You definitely get that here. All the scenes in New York have a “let’s put on a show” vibe.
Some of the stuff, just the riffing on the rehearsal with the band — it’s improvisational, but you know the whole arc of the movie is to make this band a success, and to foster that talent. Them during the creative process, that’s a scene that you really see Dan at his best, and the band at their best. The whole movie is hung on that, and it’s a very satisfying thing. It’s something that we, as human beings, really want: to be creative and to have someone pat us on the back every now and again for our efforts. That’s what we’re all after in some way. So even though it’s a band, and someone might not have anything to do with music, they immediately understand what that’s about and what’s going on there.

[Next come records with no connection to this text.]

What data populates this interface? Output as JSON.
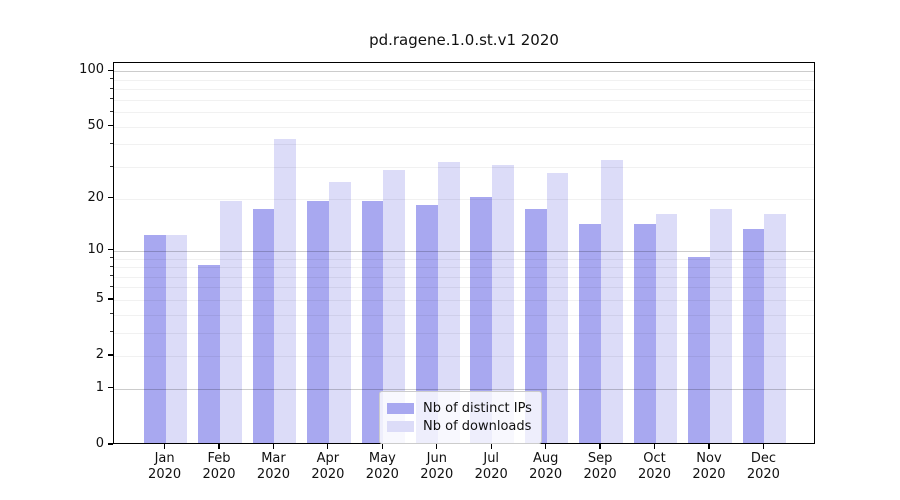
{
  "chart_data": {
    "type": "bar",
    "title": "pd.ragene.1.0.st.v1 2020",
    "categories": [
      "Jan",
      "Feb",
      "Mar",
      "Apr",
      "May",
      "Jun",
      "Jul",
      "Aug",
      "Sep",
      "Oct",
      "Nov",
      "Dec"
    ],
    "year": "2020",
    "series": [
      {
        "name": "Nb of distinct IPs",
        "color": "#a8a8f0",
        "values": [
          12,
          8,
          17,
          19,
          19,
          18,
          20,
          17,
          14,
          14,
          9,
          13
        ]
      },
      {
        "name": "Nb of downloads",
        "color": "#dcdcf8",
        "values": [
          12,
          19,
          42,
          24,
          28,
          31,
          30,
          27,
          32,
          16,
          17,
          16
        ]
      }
    ],
    "xlabel": "",
    "ylabel": "",
    "yscale": "log1p",
    "ylim": [
      0,
      112
    ],
    "yticks": [
      0,
      1,
      2,
      5,
      10,
      20,
      50,
      100
    ],
    "major_gridlines": [
      1,
      10,
      100
    ],
    "minor_gridlines": [
      2,
      3,
      4,
      5,
      6,
      7,
      8,
      9,
      20,
      30,
      40,
      50,
      60,
      70,
      80,
      90
    ],
    "grid": true,
    "legend_position": "lower center inside axes"
  }
}
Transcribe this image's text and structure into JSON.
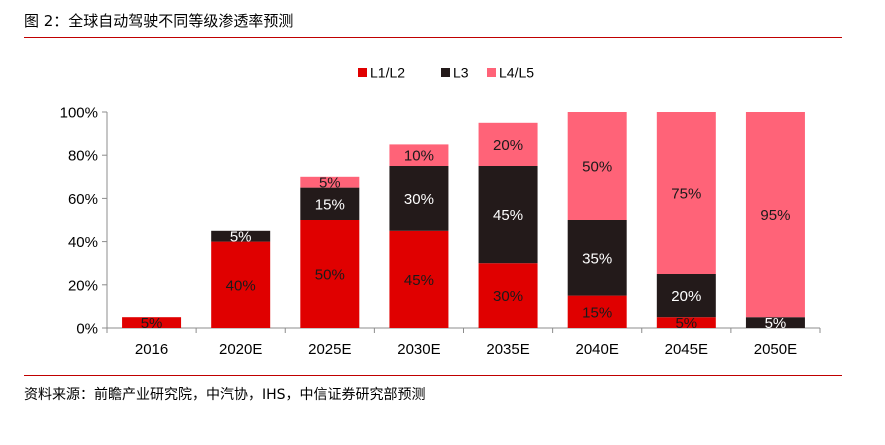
{
  "figure": {
    "title": "图 2：全球自动驾驶不同等级渗透率预测",
    "source": "资料来源：前瞻产业研究院，中汽协，IHS，中信证券研究部预测"
  },
  "chart_data": {
    "type": "bar",
    "stacked": true,
    "categories": [
      "2016",
      "2020E",
      "2025E",
      "2030E",
      "2035E",
      "2040E",
      "2045E",
      "2050E"
    ],
    "series": [
      {
        "name": "L1/L2",
        "color": "#e00000",
        "values": [
          5,
          40,
          50,
          45,
          30,
          15,
          5,
          0
        ],
        "labels": [
          "5%",
          "40%",
          "50%",
          "45%",
          "30%",
          "15%",
          "5%",
          ""
        ]
      },
      {
        "name": "L3",
        "color": "#231a1a",
        "values": [
          0,
          5,
          15,
          30,
          45,
          35,
          20,
          5
        ],
        "labels": [
          "",
          "5%",
          "15%",
          "30%",
          "45%",
          "35%",
          "20%",
          "5%"
        ]
      },
      {
        "name": "L4/L5",
        "color": "#ff6378",
        "values": [
          0,
          0,
          5,
          10,
          20,
          50,
          75,
          95
        ],
        "labels": [
          "",
          "",
          "5%",
          "10%",
          "20%",
          "50%",
          "75%",
          "95%"
        ]
      }
    ],
    "yticks": [
      "0%",
      "20%",
      "40%",
      "60%",
      "80%",
      "100%"
    ],
    "ylim": [
      0,
      100
    ],
    "xlabel": "",
    "ylabel": "",
    "legend_position": "top-center",
    "grid": false
  }
}
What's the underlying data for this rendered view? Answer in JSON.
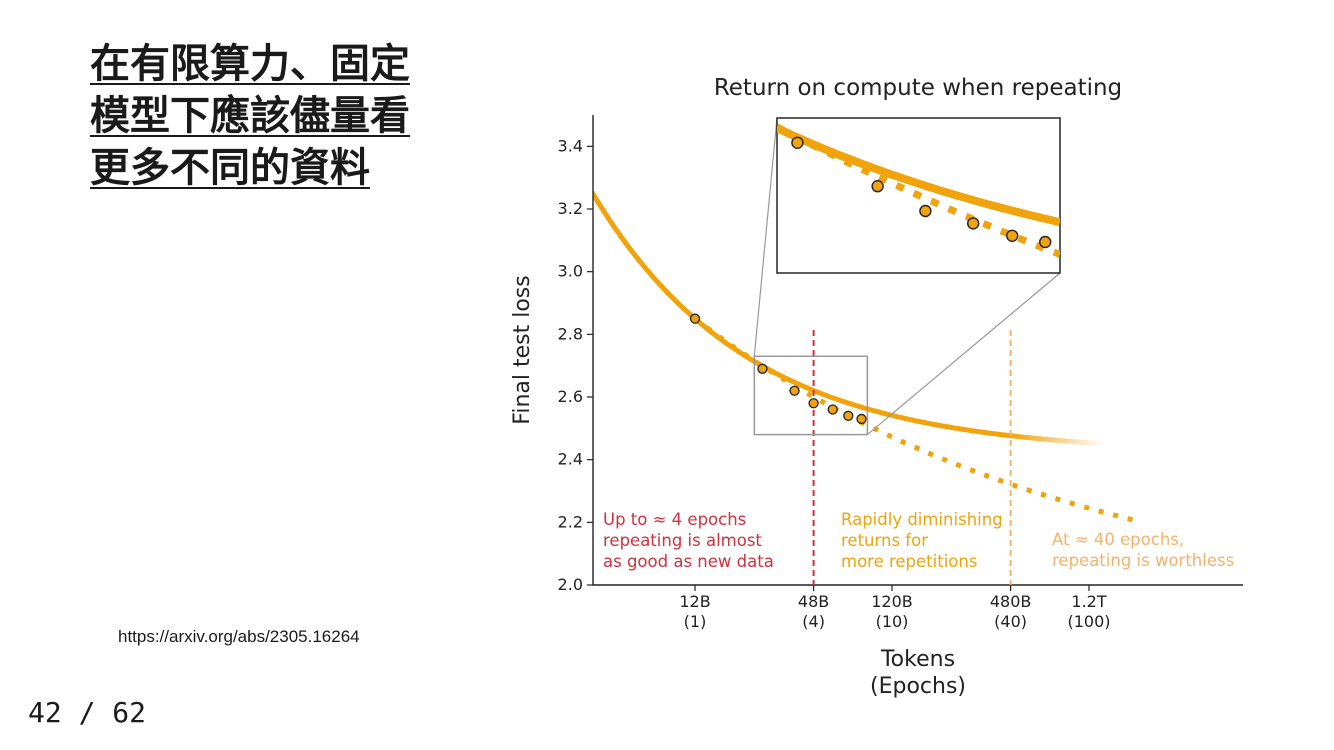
{
  "slide": {
    "heading_lines": [
      "在有限算力、固定",
      "模型下應該儘量看",
      "更多不同的資料"
    ],
    "source_url": "https://arxiv.org/abs/2305.16264",
    "page_counter": "42 / 62"
  },
  "colors": {
    "curve": "#F0A30A",
    "red": "#D0313C",
    "light_orange": "#F6B26B",
    "inset_frame": "#999999"
  },
  "chart_data": {
    "type": "line",
    "title": "Return on compute when repeating",
    "ylabel": "Final test loss",
    "xlabel_lines": [
      "Tokens",
      "(Epochs)"
    ],
    "ylim": [
      2.0,
      3.5
    ],
    "y_ticks": [
      2.0,
      2.2,
      2.4,
      2.6,
      2.8,
      3.0,
      3.2,
      3.4
    ],
    "x_ticks": [
      {
        "label": "12B",
        "sub": "(1)",
        "epochs": 1
      },
      {
        "label": "48B",
        "sub": "(4)",
        "epochs": 4
      },
      {
        "label": "120B",
        "sub": "(10)",
        "epochs": 10
      },
      {
        "label": "480B",
        "sub": "(40)",
        "epochs": 40
      },
      {
        "label": "1.2T",
        "sub": "(100)",
        "epochs": 100
      }
    ],
    "x_scale": "log",
    "points": [
      {
        "epochs": 1,
        "loss": 2.85
      },
      {
        "epochs": 2.2,
        "loss": 2.69
      },
      {
        "epochs": 3.2,
        "loss": 2.62
      },
      {
        "epochs": 4,
        "loss": 2.58
      },
      {
        "epochs": 5,
        "loss": 2.56
      },
      {
        "epochs": 6,
        "loss": 2.54
      },
      {
        "epochs": 7,
        "loss": 2.53
      }
    ],
    "vlines": [
      {
        "epochs": 4,
        "color": "red"
      },
      {
        "epochs": 40,
        "color": "light_orange"
      }
    ],
    "annotations": [
      {
        "lines": [
          "Up to ≈ 4 epochs",
          "repeating is almost",
          "as good as new data"
        ],
        "color": "red"
      },
      {
        "lines": [
          "Rapidly diminishing",
          "returns for",
          "more repetitions"
        ],
        "color": "curve"
      },
      {
        "lines": [
          "At ≈ 40 epochs,",
          "repeating is worthless"
        ],
        "color": "light_orange"
      }
    ],
    "inset": {
      "epochs_range": [
        2,
        7.5
      ],
      "loss_range": [
        2.48,
        2.73
      ]
    }
  }
}
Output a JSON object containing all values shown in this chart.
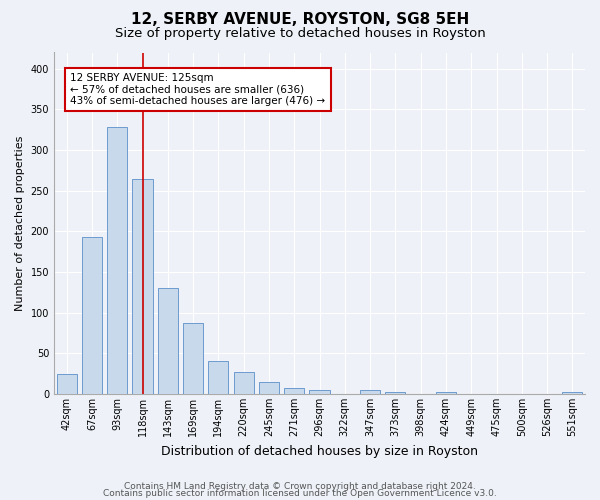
{
  "title": "12, SERBY AVENUE, ROYSTON, SG8 5EH",
  "subtitle": "Size of property relative to detached houses in Royston",
  "xlabel": "Distribution of detached houses by size in Royston",
  "ylabel": "Number of detached properties",
  "categories": [
    "42sqm",
    "67sqm",
    "93sqm",
    "118sqm",
    "143sqm",
    "169sqm",
    "194sqm",
    "220sqm",
    "245sqm",
    "271sqm",
    "296sqm",
    "322sqm",
    "347sqm",
    "373sqm",
    "398sqm",
    "424sqm",
    "449sqm",
    "475sqm",
    "500sqm",
    "526sqm",
    "551sqm"
  ],
  "values": [
    25,
    193,
    328,
    265,
    130,
    87,
    40,
    27,
    15,
    8,
    5,
    0,
    5,
    3,
    0,
    3,
    0,
    0,
    0,
    0,
    3
  ],
  "bar_color": "#c9d9ec",
  "bar_edge_color": "#5b8fc9",
  "marker_line_color": "#cc0000",
  "annotation_text": "12 SERBY AVENUE: 125sqm\n← 57% of detached houses are smaller (636)\n43% of semi-detached houses are larger (476) →",
  "annotation_box_color": "#cc0000",
  "annotation_bg": "#ffffff",
  "footer_line1": "Contains HM Land Registry data © Crown copyright and database right 2024.",
  "footer_line2": "Contains public sector information licensed under the Open Government Licence v3.0.",
  "ylim": [
    0,
    420
  ],
  "background_color": "#eef2f8",
  "grid_color": "#ffffff",
  "title_fontsize": 11,
  "subtitle_fontsize": 9.5,
  "xlabel_fontsize": 9,
  "ylabel_fontsize": 8,
  "tick_fontsize": 7,
  "footer_fontsize": 6.5,
  "annotation_fontsize": 7.5
}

The relationship between Dan and Greta is so refreshing, in that it is either sexual nor paternal. Did that appeal to you?
It was a quality I wanted to see. It was a throwback, oddly enough, kind of like the original version of “A Star Is Born.” There’s a mentorship there that responds to the talent. It isn’t about sex or love. Today, it would be so quick to blur that relationship and to make it sexualized. But here you’re like, “How novel! They don’t fuck!” I longed for that a little bit, just for the feeling of being original and off the beaten path. It’s so much more satisfying in a weird way, too, in the fact that it isn’t satisfied.

“Begin Again” deals with music artists taking back their art from the record labels. Do you think about how that can happen within the film industry?
I’ve been watching this for a long time. I’m really interested in social media and the cultural and sociological aspect of it. A way you could almost title this time we’re living in as Decentralization. It’s a decentralization of everything. We saw that quick decentralization in the music industry because of social media and the internet. This new ability to share information across so many different quadrants. I feel like it was a harbinger of a whole time of decentralization. Whether it’s from power structures to the way people get their information to governments. Eventually, it’ll be energy. We’re seeing this mass decentralization. It will happen in the film industry. You’ll have a more distributed generation. So there are people like Dan in “Begin Again” who are victims of that decentralization. Economically speaking, there is not as much concentrated wealth for someone like Dan, but creatively speaking he’s completely unbound.

He’s actually never been better.
Yes! He can really do what he wants to do without the idea of it being purely driven by profit, which is what happened to him and how he lost himself. The fact that he placed everything on the dollar, he lost his talent, ultimately. That’s the story of his journey through this movie. He got to come back to his creative self. Which is what was forsaken and why he feels so empty now. So, yes, I think the movie industry will go the same way. It’s already happening. It’s getting cheaper to make movies. The question is what is the quality of comes out but I think there’s a chance.

What do you do as an actor to keep your creative self on the right path?
It’s two things: doing what I love and then also applying the same principles to the way I approach my work, whether it’s a giant movie or not. Don’t be prejudiced against any genres, but also following my interests — following what my heart wants to do — and being challenged. That has been the great blessing of my career.

Hulk is a big challenge from both a technical standpoint and a character one.
That’s something I love. I love the Hulk. When Joseph Campbell is talking about modern mythology, maybe this is what he’s talking about. What is the mythology that is going to spring out of our time. I see us working out a lot of cultural things — sociological problems — with the mythology of superhero movies. It goes dark and asks some big questions, and it doesn’t cut black and white anymore.

And it can reach a large audience
Yes! And it’s easily digested. Which when you think of mythology must have been very much the same way. It spoke in a language that a lot of people were willing to listen to. They put down their blinders and ideology and beliefs and class — they put all that shit aside to be fed these stories. I feel like superhero movies are same thing.

This interview has been edited and condensed.